Grèce: les raisons d'une mobilisation sans précédent - «Aganaktismeni»

La contestation contre les plans du gouvernement rejette toute affiliation politique.
Photo: Agence Reuters Yiorgos Karahalis La contestation contre les plans du gouvernement rejette toute affiliation politique.

«Aganaktismeni». Comprendre, au regard de la mobilisation espagnole, «les indignés». Mais avec une nuance: en grec, le mot signifie d'abord «en colère». «Aganaktismeni», ce sont ces Grecs révoltés qui, au-delà de la grève de 48 heures lancée mardi à l'appel des syndicats, se rassemblent en nombre depuis quelques semaines en dehors des structures syndicales et politiques traditionnelles.

«C'est un mouvement spontané», constate Lila Leontidou, professeure de géographie à l'Université ouverte hellénique. Tout en manifestant, la chercheuse observe cet élan qui prend forme sur Internet par l'entremise des réseaux sociaux. Comme celui des «indignés» espagnols. Cependant, Stathis Kouvelakis préfère écarter cette expression, trop galvaudée, pour évoquer un «mouvement des places». Car, selon ce professeur de philosophie politique au King's College à Londres, la comparaison avec le cas espagnol est trompeuse. Il oppose ainsi le mouvement de la Puerta del Sol, à Madrid, essentiellement constitué de jeunes, à la contestation grecque «transversale, composée de couches populaires mais aussi de classes moyennes affectées [par la crise]».

Le mouvement grec se révèle en effet très hétérogène: on distingue d'une part un noyau dur qui s'organise en assemblée générale «fondée sur le principe de la démocratie directe et dont la majorité est composée de militants de la gauche alternative» et, d'autre part, des Grecs «qui n'ont jamais participé à une manifestation, relève Stathis Kouvelakis. C'est presque une photographie de la société du pays.»

Si le noyau dur du «mouvement des places» cherche à s'organiser, la contestation rejette toute affiliation politique. L'image des manifestants protestant devant le Parlement est d'ailleurs symbolique pour Stathis Kouvelakis: «C'est le système politique contre le peuple. Il y a une rupture de légitimité profonde.» Analyse partagée par George Sefertzis, politologue grec interviewé par L'Express: «Les 'indignés' [grecs] manifestent contre la classe politique dans son ensemble.»

Réformes pour les banques

Anna Theodorides, une doctorante à l'École des hautes études en sciences sociales, à Paris, a pris part aux manifestations en Grèce des «aganaktismeni», le 15 juin dernier. Cette Franco-Grecque dénonce un «État clientéliste, familial, oligarchique». «Il n'est pas représentatif, il est corrompu jusqu'à la moelle [...]. Les Grecs sont fatigués», renchérit la chercheuse. C'est «l'injustice» du plan de rigueur que les manifestants dénoncent, résume Lila Leontidou: «Ce sont ceux qui ne sont pas responsables de la crise qui en portent le fardeau.»

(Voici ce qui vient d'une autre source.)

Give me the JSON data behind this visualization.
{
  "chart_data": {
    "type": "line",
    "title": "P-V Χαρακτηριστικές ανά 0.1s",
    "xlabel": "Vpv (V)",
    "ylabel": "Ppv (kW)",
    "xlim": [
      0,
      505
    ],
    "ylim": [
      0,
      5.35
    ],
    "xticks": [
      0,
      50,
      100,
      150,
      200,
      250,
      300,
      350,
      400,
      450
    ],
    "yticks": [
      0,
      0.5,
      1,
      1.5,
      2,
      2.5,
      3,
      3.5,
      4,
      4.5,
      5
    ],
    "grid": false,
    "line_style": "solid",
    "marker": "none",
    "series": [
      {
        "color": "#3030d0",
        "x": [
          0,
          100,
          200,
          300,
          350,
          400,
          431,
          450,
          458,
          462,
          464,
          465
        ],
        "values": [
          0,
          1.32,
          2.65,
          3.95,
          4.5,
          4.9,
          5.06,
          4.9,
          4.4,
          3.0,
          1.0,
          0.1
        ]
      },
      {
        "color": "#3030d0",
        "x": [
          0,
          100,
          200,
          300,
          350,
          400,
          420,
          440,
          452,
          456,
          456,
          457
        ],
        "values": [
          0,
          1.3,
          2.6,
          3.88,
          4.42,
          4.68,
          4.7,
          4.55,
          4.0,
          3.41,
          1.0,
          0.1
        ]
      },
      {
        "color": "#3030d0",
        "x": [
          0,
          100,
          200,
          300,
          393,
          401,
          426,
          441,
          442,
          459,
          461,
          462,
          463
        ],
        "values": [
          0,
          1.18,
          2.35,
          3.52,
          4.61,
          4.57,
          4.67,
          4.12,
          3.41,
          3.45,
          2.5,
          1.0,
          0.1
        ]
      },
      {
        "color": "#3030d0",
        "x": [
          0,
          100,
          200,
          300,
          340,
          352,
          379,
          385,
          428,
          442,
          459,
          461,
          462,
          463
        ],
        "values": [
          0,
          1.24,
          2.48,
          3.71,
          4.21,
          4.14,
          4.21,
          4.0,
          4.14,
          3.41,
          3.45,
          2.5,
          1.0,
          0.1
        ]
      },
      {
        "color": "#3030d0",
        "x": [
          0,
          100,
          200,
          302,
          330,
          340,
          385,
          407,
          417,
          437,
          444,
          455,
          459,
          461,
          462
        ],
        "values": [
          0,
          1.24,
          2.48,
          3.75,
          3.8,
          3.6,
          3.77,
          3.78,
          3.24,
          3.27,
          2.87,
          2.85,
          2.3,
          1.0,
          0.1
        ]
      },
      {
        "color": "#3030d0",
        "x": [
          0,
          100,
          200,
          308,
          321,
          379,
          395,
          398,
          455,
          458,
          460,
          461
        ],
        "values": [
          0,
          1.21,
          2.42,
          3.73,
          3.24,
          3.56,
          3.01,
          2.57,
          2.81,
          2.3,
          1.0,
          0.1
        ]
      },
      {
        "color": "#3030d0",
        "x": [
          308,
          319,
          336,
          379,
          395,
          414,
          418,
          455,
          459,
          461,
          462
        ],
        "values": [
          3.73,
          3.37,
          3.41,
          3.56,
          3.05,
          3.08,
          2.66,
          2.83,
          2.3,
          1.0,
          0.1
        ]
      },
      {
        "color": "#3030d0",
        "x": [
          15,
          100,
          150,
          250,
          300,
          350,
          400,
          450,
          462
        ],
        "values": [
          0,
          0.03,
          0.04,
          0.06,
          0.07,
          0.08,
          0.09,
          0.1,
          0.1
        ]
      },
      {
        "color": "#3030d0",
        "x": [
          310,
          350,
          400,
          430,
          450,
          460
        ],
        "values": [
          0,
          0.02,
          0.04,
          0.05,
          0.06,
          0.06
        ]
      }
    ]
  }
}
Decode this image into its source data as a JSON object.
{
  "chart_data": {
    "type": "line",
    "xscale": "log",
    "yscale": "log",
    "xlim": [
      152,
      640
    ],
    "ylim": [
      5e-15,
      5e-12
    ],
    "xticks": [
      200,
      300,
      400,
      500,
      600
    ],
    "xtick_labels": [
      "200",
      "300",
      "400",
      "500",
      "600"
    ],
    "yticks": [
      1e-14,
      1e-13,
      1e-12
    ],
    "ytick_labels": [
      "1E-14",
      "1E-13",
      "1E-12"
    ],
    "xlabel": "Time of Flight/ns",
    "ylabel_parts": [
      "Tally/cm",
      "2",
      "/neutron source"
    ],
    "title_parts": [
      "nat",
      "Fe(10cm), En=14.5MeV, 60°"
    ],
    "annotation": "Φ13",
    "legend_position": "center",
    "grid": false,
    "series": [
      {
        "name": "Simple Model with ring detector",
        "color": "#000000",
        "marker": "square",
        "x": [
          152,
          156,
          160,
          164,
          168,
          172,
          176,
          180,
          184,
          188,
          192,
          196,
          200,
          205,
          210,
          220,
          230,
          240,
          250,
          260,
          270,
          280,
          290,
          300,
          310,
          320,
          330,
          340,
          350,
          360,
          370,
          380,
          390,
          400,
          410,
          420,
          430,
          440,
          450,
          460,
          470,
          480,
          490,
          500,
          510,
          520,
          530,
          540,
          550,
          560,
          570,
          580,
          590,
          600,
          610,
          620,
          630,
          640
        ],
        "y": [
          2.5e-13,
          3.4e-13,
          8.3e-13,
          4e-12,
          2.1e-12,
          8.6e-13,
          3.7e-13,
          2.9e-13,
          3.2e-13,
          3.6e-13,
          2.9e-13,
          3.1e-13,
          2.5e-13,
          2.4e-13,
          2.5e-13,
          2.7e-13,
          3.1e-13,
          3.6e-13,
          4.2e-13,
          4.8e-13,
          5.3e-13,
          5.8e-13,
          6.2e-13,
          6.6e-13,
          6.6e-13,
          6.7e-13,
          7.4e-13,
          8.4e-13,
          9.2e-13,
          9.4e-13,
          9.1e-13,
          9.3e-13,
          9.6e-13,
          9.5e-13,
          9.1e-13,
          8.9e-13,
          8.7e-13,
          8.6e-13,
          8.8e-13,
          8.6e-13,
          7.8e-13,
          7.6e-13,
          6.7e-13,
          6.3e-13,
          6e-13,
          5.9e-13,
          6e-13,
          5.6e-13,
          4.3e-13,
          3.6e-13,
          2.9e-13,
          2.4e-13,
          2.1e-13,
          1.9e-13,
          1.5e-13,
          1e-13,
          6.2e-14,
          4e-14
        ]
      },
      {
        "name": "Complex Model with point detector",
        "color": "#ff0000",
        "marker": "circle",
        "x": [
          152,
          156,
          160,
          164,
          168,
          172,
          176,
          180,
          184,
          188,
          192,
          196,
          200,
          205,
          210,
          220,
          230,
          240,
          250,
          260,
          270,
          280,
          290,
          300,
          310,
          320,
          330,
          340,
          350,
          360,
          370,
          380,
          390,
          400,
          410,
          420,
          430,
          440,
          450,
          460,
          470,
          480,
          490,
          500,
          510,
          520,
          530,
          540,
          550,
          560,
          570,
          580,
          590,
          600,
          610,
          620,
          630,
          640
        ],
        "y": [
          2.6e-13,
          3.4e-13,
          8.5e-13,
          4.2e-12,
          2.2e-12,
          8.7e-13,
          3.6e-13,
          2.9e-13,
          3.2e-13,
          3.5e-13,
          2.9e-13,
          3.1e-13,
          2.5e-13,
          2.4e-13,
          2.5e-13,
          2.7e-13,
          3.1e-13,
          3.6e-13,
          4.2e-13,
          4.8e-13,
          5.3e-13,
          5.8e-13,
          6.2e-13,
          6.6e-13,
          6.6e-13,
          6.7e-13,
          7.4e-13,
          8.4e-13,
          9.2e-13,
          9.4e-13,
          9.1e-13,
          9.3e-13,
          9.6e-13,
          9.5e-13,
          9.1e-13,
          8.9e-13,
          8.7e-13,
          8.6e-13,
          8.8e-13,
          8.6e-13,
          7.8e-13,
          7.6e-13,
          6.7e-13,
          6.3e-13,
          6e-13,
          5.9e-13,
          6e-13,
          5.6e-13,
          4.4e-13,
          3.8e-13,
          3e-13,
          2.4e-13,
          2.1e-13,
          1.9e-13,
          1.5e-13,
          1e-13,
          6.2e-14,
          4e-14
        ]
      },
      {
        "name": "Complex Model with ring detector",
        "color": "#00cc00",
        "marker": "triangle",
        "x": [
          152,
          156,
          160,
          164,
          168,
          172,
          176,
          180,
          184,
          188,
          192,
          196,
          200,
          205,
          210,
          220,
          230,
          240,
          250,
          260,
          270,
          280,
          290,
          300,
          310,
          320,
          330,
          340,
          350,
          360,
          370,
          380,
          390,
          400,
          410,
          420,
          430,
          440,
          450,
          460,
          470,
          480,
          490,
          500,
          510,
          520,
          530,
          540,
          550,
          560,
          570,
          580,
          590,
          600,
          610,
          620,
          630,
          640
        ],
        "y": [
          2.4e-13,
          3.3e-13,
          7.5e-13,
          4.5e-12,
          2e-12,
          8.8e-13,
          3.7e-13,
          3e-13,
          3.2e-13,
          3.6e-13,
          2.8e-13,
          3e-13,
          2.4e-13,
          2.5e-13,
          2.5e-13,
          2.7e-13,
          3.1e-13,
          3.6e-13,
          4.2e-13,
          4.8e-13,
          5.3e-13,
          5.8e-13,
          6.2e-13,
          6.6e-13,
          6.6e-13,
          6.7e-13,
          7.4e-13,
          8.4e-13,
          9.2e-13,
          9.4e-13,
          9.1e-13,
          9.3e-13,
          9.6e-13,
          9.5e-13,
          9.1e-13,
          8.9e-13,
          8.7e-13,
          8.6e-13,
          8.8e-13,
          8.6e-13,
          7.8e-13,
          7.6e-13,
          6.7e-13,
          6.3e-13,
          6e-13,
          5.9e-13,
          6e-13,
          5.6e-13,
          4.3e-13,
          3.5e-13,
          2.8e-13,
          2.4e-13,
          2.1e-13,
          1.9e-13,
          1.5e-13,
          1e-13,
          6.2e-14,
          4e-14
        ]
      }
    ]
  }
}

Pire, les manifestants «ont le sentiment que le premier mémorandum a aggravé la crise», commente Stathis Kouvelakis. En mai 2010, la Grèce avait voté une série de mesures d'austérité draconiennes, avec notamment une réforme des retraites et une baisse des salaires des fonctionnaires. La peur du déclassement et de la paupérisation de la classe moyenne a poussé Amaryllis Logothaki à rejoindre la place Syntagma, à Athènes, mardi. Cette traductrice et professeure de turc affirme «devoir travailler beaucoup plus qu'auparavant». Elle a fait le calcul: «Une minute de série télévisée traduite [du grec vers le turc], c'est un euro. Or, il faut une heure de traduction pour dix minutes de vidéo.» Elle estime qu'il y a quatre ou cinq ans, les prix s'élevaient à peu près au double. La jeune femme réduira donc son mois de vacances habituel à «une petite semaine» cette année. «Ce sont des réformes qui protègent les gens et les entreprises qui ont prêté de l'argent aux Grecs. [Ces réformes] sont pour les banques mais personne ne pense au peuple», estime Amaryllis Logothaki.

La crainte d'une tutelle

Dans un climat eurosceptique, les manifestants s'inquiètent également des privatisations annoncées par le gouvernement et redoutent une «mise sous tutelle» du pays. Eau, électricité, terrains, «tout ça va être vendu. Mais à qui?», s'interroge Lila Leontidou.

À l'image de leur mouvement hétérogène, les «aganaktismeni» proposent des solutions diverses. L'universitaire évoque le besoin de repenser la dette grecque; la majorité demande «le départ du gouvernement» et davantage de taxation des riches, note Stathis Kouvelakis.